Briago no siento el frío, el hedor y la podredumbre. Esta ciudad crece cada día más, y apesta; en el día, apesta; en la noche, apesta; en Navidad y Año Nuevo, apesta. Su olor me es insoportable.

Miles de pies pasan sobre mi cabeza, desfile de zapatos negros, blancos, cafés, ¿quiénes son? ¿qué hacen?

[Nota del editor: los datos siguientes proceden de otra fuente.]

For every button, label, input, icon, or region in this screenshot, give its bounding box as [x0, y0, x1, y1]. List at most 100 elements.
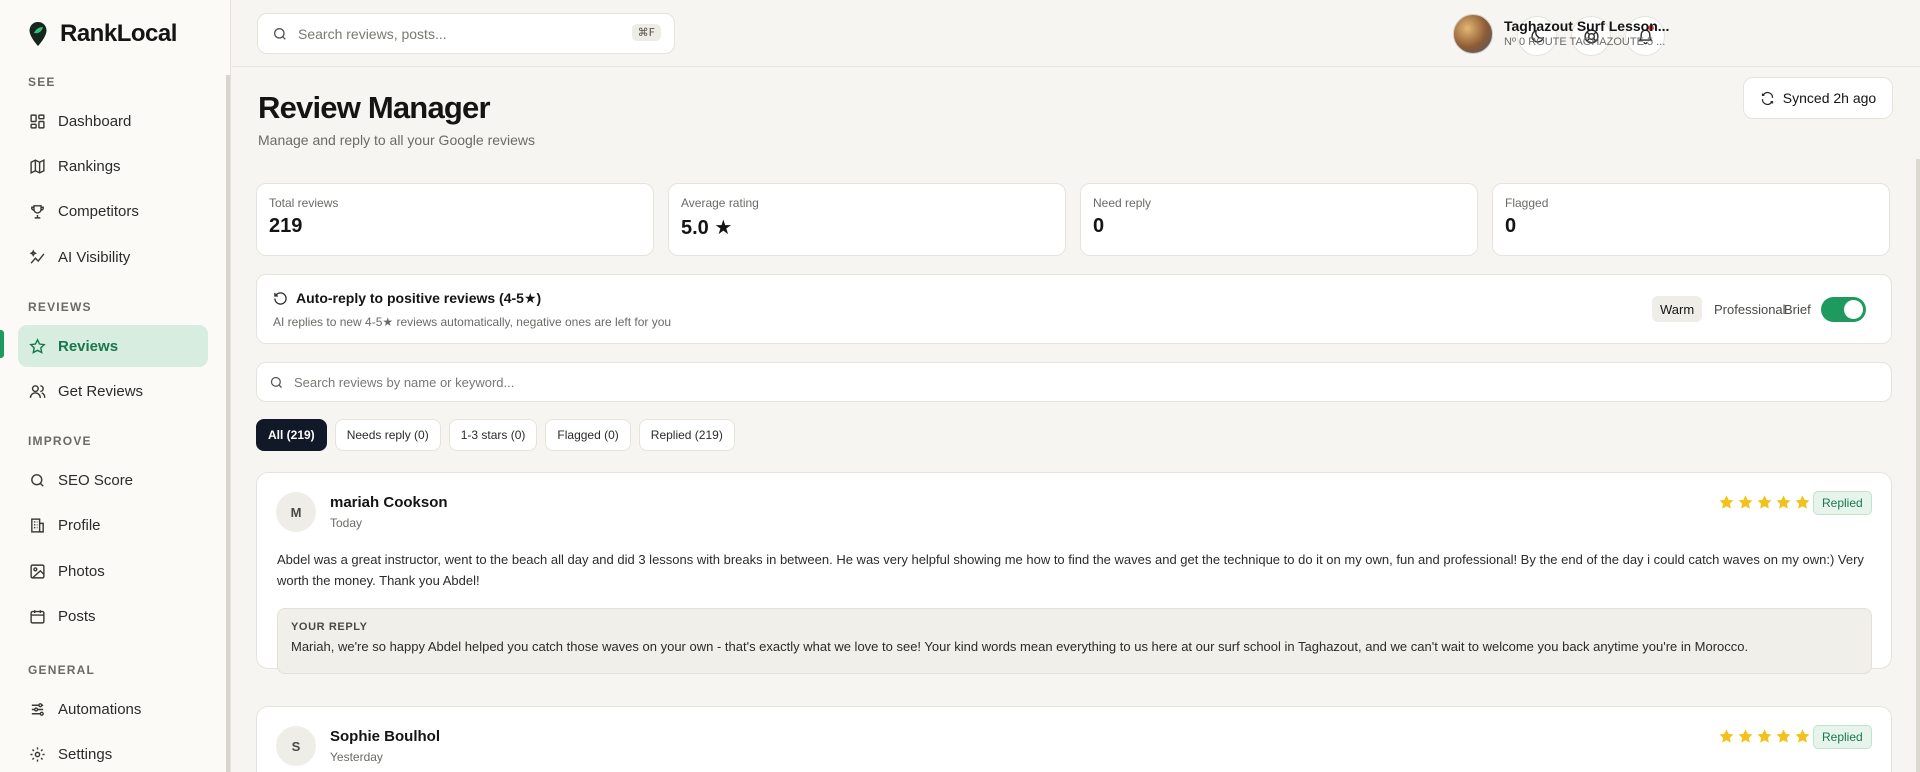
- review-date: Today: [330, 516, 363, 530]
- stat-label: Average rating: [681, 196, 759, 210]
- search-icon: [270, 376, 282, 388]
- auto-reply-title: Auto-reply to positive reviews (4-5★): [273, 290, 541, 307]
- section-title-reviews: REVIEWS: [28, 300, 92, 314]
- star-icon: [1738, 729, 1753, 743]
- search-shortcut-badge: ⌘F: [631, 24, 661, 41]
- account-avatar[interactable]: [1453, 14, 1493, 54]
- topbar: Search reviews, posts... ⌘F Taghazout Su…: [232, 0, 1920, 67]
- sidebar-item-label: AI Visibility: [58, 248, 131, 266]
- map-pin-leaf-icon: [29, 22, 47, 46]
- app-name: RankLocal: [60, 20, 177, 47]
- star-icon: [1738, 495, 1753, 509]
- tone-warm[interactable]: Warm: [1652, 296, 1703, 322]
- dashboard-icon: [30, 113, 45, 129]
- sidebar-item-posts[interactable]: Posts: [18, 595, 208, 637]
- review-text: Abdel was a great instructor, went to th…: [277, 552, 1864, 588]
- reviewer-name: Sophie Boulhol: [330, 728, 440, 745]
- stat-card-average: Average rating 5.0 ★: [668, 183, 1066, 256]
- sliders-icon: [31, 702, 44, 716]
- building-icon: [31, 517, 44, 533]
- stat-label: Flagged: [1505, 196, 1549, 210]
- stat-label: Need reply: [1093, 196, 1152, 210]
- sidebar-item-dashboard[interactable]: Dashboard: [18, 100, 208, 142]
- review-card: M mariah Cookson Today Replied Abdel was…: [256, 472, 1892, 674]
- calendar-icon: [30, 609, 45, 624]
- star-icon: [29, 337, 46, 354]
- star-icon: [1776, 729, 1791, 743]
- search-placeholder: Search reviews, posts...: [298, 25, 447, 42]
- review-search-input[interactable]: Search reviews by name or keyword...: [256, 362, 1892, 402]
- section-title-improve: IMPROVE: [28, 434, 92, 448]
- sidebar-item-label: SEO Score: [58, 471, 134, 489]
- sidebar-item-label: Get Reviews: [58, 382, 144, 400]
- active-indicator: [0, 330, 4, 358]
- stat-card-total: Total reviews 219: [256, 183, 654, 256]
- filter-chip-2[interactable]: 1-3 stars (0): [448, 419, 538, 451]
- star-icon: [1757, 495, 1772, 509]
- reply-text: Mariah, we're so happy Abdel helped you …: [291, 639, 1749, 654]
- sidebar-scrollbar[interactable]: [226, 75, 230, 772]
- sidebar-item-label: Competitors: [58, 202, 139, 220]
- auto-reply-panel: Auto-reply to positive reviews (4-5★) AI…: [256, 274, 1892, 344]
- star-icon: [1776, 495, 1791, 509]
- account-name[interactable]: Taghazout Surf Lesson...: [1504, 18, 1669, 34]
- sidebar-item-photos[interactable]: Photos: [18, 550, 208, 592]
- sparkle-chart-icon: [29, 249, 45, 264]
- search-icon: [274, 27, 286, 40]
- page-title: Review Manager: [258, 90, 491, 125]
- review-search-placeholder: Search reviews by name or keyword...: [294, 374, 515, 390]
- auto-reply-title-text: Auto-reply to positive reviews (4-5★): [296, 290, 542, 306]
- page-subtitle: Manage and reply to all your Google revi…: [258, 132, 536, 148]
- filter-chip-3[interactable]: Flagged (0): [545, 419, 631, 451]
- sidebar-item-label: Rankings: [58, 157, 121, 175]
- trophy-icon: [31, 204, 44, 219]
- tone-brief[interactable]: Brief: [1776, 296, 1819, 322]
- stat-value: 0: [1505, 215, 1517, 237]
- main-scrollbar[interactable]: [1916, 159, 1920, 772]
- sidebar-item-label: Automations: [58, 700, 142, 718]
- map-icon: [30, 158, 45, 174]
- status-badge: Replied: [1813, 725, 1872, 749]
- search-icon: [31, 473, 44, 487]
- filter-chip-4[interactable]: Replied (219): [638, 419, 735, 451]
- sidebar-item-settings[interactable]: Settings: [18, 733, 208, 772]
- users-icon: [29, 384, 46, 398]
- sidebar-item-label: Reviews: [58, 337, 119, 355]
- sidebar-item-label: Profile: [58, 516, 101, 534]
- sidebar-item-automations[interactable]: Automations: [18, 688, 208, 730]
- sync-button[interactable]: Synced 2h ago: [1743, 77, 1893, 119]
- reviewer-avatar: M: [276, 492, 316, 532]
- sidebar-item-profile[interactable]: Profile: [18, 504, 208, 546]
- reviewer-name: mariah Cookson: [330, 494, 448, 511]
- app-logo[interactable]: RankLocal: [28, 20, 177, 48]
- sidebar-item-label: Photos: [58, 562, 105, 580]
- sidebar-item-seo-score[interactable]: SEO Score: [18, 459, 208, 501]
- stat-label: Total reviews: [269, 196, 339, 210]
- sidebar-item-ai-visibility[interactable]: AI Visibility: [18, 236, 208, 278]
- filter-chip-1[interactable]: Needs reply (0): [334, 419, 441, 451]
- stat-card-need-reply: Need reply 0: [1080, 183, 1478, 256]
- account-address: Nº 0 ROUTE TAGHAZOUTE 5 ...: [1504, 36, 1666, 48]
- sync-label: Synced 2h ago: [1782, 90, 1877, 106]
- sidebar-item-reviews[interactable]: Reviews: [18, 325, 208, 367]
- reply-box: YOUR REPLY Mariah, we're so happy Abdel …: [277, 608, 1872, 674]
- section-title-general: GENERAL: [28, 663, 96, 677]
- sidebar-item-rankings[interactable]: Rankings: [18, 145, 208, 187]
- filter-chip-0[interactable]: All (219): [256, 419, 327, 451]
- reply-label: YOUR REPLY: [291, 621, 368, 633]
- star-icon: [1719, 729, 1734, 743]
- auto-reply-subtitle: AI replies to new 4-5★ reviews automatic…: [273, 315, 672, 329]
- star-rating: [1718, 494, 1811, 511]
- stat-value: 0: [1093, 215, 1105, 237]
- review-date: Yesterday: [330, 750, 383, 764]
- review-card: S Sophie Boulhol Yesterday Replied: [256, 706, 1892, 772]
- global-search-input[interactable]: Search reviews, posts... ⌘F: [257, 13, 675, 54]
- section-title-see: SEE: [28, 75, 56, 89]
- sidebar-item-label: Posts: [58, 607, 96, 625]
- star-icon: [1757, 729, 1772, 743]
- auto-reply-toggle[interactable]: [1821, 297, 1866, 322]
- sidebar-item-competitors[interactable]: Competitors: [18, 190, 208, 232]
- stat-card-flagged: Flagged 0: [1492, 183, 1890, 256]
- star-icon: [1795, 495, 1810, 509]
- sidebar-item-get-reviews[interactable]: Get Reviews: [18, 370, 208, 412]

¡Invasores! En estos tiempos uno no puede tener privacidad ¡dónde queda el respeto al prójimo! Es inconcebible que sus pisadas interrumpan mi sueño.

–  ¿saldré? No lo sé.

–  ¿regresaré? No lo sé

Levanto la tapa de la alcantarilla. Salgo a la superficie y los pies se convierten en masas corpóreas, gordos, flacos, altos, bajos, negros, blancos, amarillos, una gama de máquinas que chocan, empujan, se repulsan entre ellos. Sobrevivo al remolino.

Mientras devoro el pan olvidado en la escalera, pienso el regreso a mi espacio vital.

La noche cae y las máquinas casi han desaparecido, me sumerjo nuevamente en el laberinto. Escucho tacones, son rojos por el sonido, suelas blancas por la levedad: prostitutas y proxenetas ocupan el techo de mi morada.

Amanece, la ciudad apesta, mi casa apesta, desde el andén todo apesta.